While we need to breathe to live, just as the narrator in Chaing’s story, the nature of our respective needs are different. For us, breath is critical to bring in fresh oxygen (so that we can make use of the energy that is stored in our cells) and to remove the waste products of respiration (such as carbon dioxide). The breath was the very energy that animated Chaing’s beings: all of their lives depended on the reservoir of pressurized air that powered their minds.

For humans, and most of the rest of the life on our planet, our energy doesn’t come from pressurized air, but instead from sunlight. The force that propels our limbs, drives our blood, and gives speed to our thoughts comes from our sun. That energy could have fallen simply onto the earth itself, warming the planet a bit more. But, some of it was captured by plants, and stored away until it could be released, slowly, and (in a sense) intentionally. In the same way that a windmill harnesses the force of the wind that would otherwise pass by, or a solar panel harnesses light, plants store the energy of sunlight in chemical form.

Every thing that we have done, each word we have spoken, each home we have built, each moment of delight we have felt, has been powered by the sun.

So, instead of air, “the very medium of our thoughts” is, fundamentally, sunlight. The power for our thoughts comes from the energy that has been stored from the sun. That energy powers the neurons of the brain. The activity of those neurons (in the electrical and chemical signals that neurons use to process information and communicate) leads to our conscious experience, the whirlpool that is our self.

Chaing ends the story ruminating on the deep connection of life to entropy: his narrator’s life plays out in the movement of the universe from order (pressurized air) to disorder (equilibrium, where there is no difference in pressure).

The universe began as an enormous breath being held. Who knows why, but whatever the reason, I am glad that it did, because I owe my existence to that fact. All my desires and ruminations are no more and less than eddy currents generated by the gradual exhalation of our universe. And until this great exhalation is finished, my thoughts live on.

Ted Chiang, “Exhalation

But what about us? In an important sense, all of our motion (each movement, thought, memory) depends on a “breath” that was taken when our universe began in the Big Bang. Our existence depends on the creation of the stars, including our own sun. While in principle there are other sources of energy that we can harness, every food that we consume represents energy that was captured and stored from sunlight that fell on our planet.
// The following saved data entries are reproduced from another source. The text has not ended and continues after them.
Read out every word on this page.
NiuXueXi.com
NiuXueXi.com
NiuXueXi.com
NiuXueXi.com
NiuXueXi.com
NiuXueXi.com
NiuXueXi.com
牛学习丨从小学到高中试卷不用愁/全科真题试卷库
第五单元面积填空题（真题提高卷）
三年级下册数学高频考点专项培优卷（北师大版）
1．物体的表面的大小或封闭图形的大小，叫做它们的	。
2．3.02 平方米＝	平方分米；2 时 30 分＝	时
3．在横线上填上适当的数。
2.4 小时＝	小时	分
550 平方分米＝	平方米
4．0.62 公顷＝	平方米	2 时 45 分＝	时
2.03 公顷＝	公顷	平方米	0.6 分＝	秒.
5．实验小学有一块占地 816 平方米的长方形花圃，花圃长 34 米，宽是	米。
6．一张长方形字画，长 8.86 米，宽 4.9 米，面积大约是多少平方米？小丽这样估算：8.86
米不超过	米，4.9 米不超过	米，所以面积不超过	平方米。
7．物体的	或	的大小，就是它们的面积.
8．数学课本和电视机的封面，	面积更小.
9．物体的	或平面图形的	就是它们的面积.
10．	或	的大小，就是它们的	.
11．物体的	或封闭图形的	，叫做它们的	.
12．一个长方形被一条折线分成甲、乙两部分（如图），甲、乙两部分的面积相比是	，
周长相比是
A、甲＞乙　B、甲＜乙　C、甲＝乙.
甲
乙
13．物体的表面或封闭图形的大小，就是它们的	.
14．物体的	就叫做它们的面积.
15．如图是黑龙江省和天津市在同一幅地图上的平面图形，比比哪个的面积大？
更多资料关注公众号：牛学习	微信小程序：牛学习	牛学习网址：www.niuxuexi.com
Most of that light, a vast amount of it, races past our planet, out into the vastness of space. Perhaps some of that light will be detected someday, by some other civilization, and spur some impact there. But, the majority of it will never have a strong effect on the universe at large, or on sentient beings at all.
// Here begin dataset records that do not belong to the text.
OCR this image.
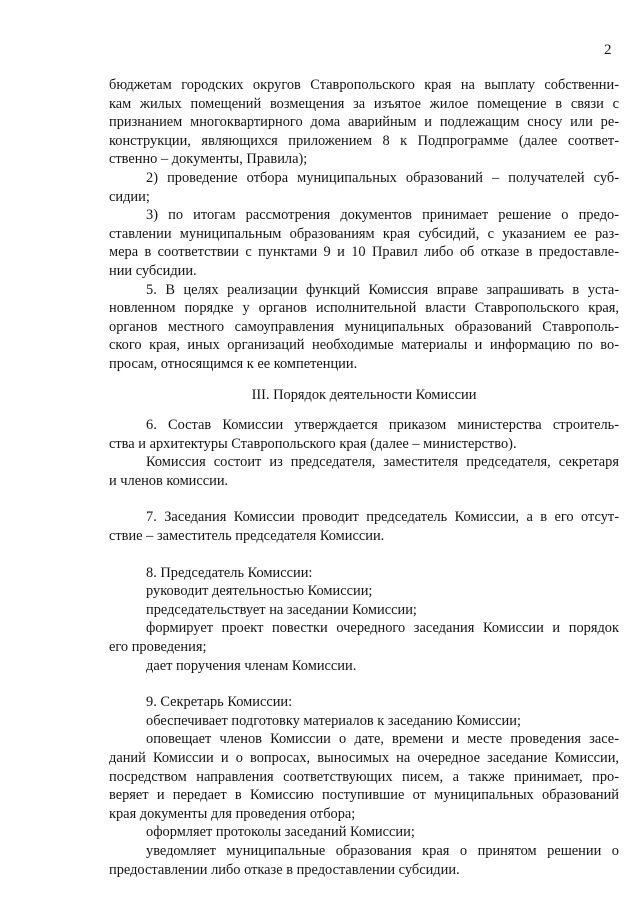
2
бюджетам городских округов Ставропольского края на выплату собственни-
кам жилых помещений возмещения за изъятое жилое помещение в связи с
признанием многоквартирного дома аварийным и подлежащим сносу или ре-
конструкции, являющихся приложением 8 к Подпрограмме (далее соответ-
ственно – документы, Правила);
2) проведение отбора муниципальных образований – получателей суб-
сидии;
3) по итогам рассмотрения документов принимает решение о предо-
ставлении муниципальным образованиям края субсидий, с указанием ее раз-
мера в соответствии с пунктами 9 и 10 Правил либо об отказе в предоставле-
нии субсидии.
5. В целях реализации функций Комиссия вправе запрашивать в уста-
новленном порядке у органов исполнительной власти Ставропольского края,
органов местного самоуправления муниципальных образований Ставрополь-
ского края, иных организаций необходимые материалы и информацию по во-
просам, относящимся к ее компетенции.
III. Порядок деятельности Комиссии
6. Состав Комиссии утверждается приказом министерства строитель-
ства и архитектуры Ставропольского края (далее – министерство).
Комиссия состоит из председателя, заместителя председателя, секретаря
и членов комиссии.
7. Заседания Комиссии проводит председатель Комиссии, а в его отсут-
ствие – заместитель председателя Комиссии.
8. Председатель Комиссии:
руководит деятельностью Комиссии;
председательствует на заседании Комиссии;
формирует проект повестки очередного заседания Комиссии и порядок
его проведения;
дает поручения членам Комиссии.
9. Секретарь Комиссии:
обеспечивает подготовку материалов к заседанию Комиссии;
оповещает членов Комиссии о дате, времени и месте проведения засе-
даний Комиссии и о вопросах, выносимых на очередное заседание Комиссии,
посредством направления соответствующих писем, а также принимает, про-
веряет и передает в Комиссию поступившие от муниципальных образований
края документы для проведения отбора;
оформляет протоколы заседаний Комиссии;
уведомляет муниципальные образования края о принятом решении о
предоставлении либо отказе в предоставлении субсидии.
That tiny, tiny fraction that falls on Earth though? Living beings harness only a fraction of that light (our plants absorb a tiny slice of light, a small range of wavelengths), and that sliver of the bounty of our sun is enough to power the vast web diversity of life on our planet. Each and every thing that we do depends on using that energy. It is true that someday, our sun and the other stars will exhaust their reserves, and the universe will reach some new state (possibly to settle into its own quiet non-existence, perhaps to head to some new rebirth).
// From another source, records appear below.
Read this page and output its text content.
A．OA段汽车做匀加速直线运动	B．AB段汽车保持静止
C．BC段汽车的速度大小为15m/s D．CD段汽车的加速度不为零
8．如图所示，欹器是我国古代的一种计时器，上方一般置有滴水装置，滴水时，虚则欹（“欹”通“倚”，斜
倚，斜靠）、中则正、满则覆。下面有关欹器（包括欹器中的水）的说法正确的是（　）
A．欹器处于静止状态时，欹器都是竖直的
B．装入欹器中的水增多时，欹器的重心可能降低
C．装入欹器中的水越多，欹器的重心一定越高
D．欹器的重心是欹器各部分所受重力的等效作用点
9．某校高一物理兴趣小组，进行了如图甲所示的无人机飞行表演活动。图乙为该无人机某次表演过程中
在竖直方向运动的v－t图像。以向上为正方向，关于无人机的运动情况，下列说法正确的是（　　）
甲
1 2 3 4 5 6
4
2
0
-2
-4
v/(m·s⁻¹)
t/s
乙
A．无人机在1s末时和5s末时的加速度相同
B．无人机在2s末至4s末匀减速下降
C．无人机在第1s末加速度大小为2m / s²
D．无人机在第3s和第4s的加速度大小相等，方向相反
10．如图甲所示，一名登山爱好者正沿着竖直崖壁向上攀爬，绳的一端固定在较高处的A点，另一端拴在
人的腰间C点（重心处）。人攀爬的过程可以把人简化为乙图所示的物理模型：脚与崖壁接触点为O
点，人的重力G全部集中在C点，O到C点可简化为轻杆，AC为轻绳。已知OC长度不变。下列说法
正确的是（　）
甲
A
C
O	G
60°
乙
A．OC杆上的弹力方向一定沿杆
But, just as each whirlpool will merge back into the river, the moment that our universe settles back into stillness will come when it will come. Well beyond the limit of our own lives, and very likely beyond that of our species. For us, the present is more properly our concern. If we can preserve our own planet, we can continue to nurture the miracle of our collective whirlpool, the communities of sentient beings that spring into existence on the Earth, and we can continue taking delight in existence and in this great exhalation of the universe.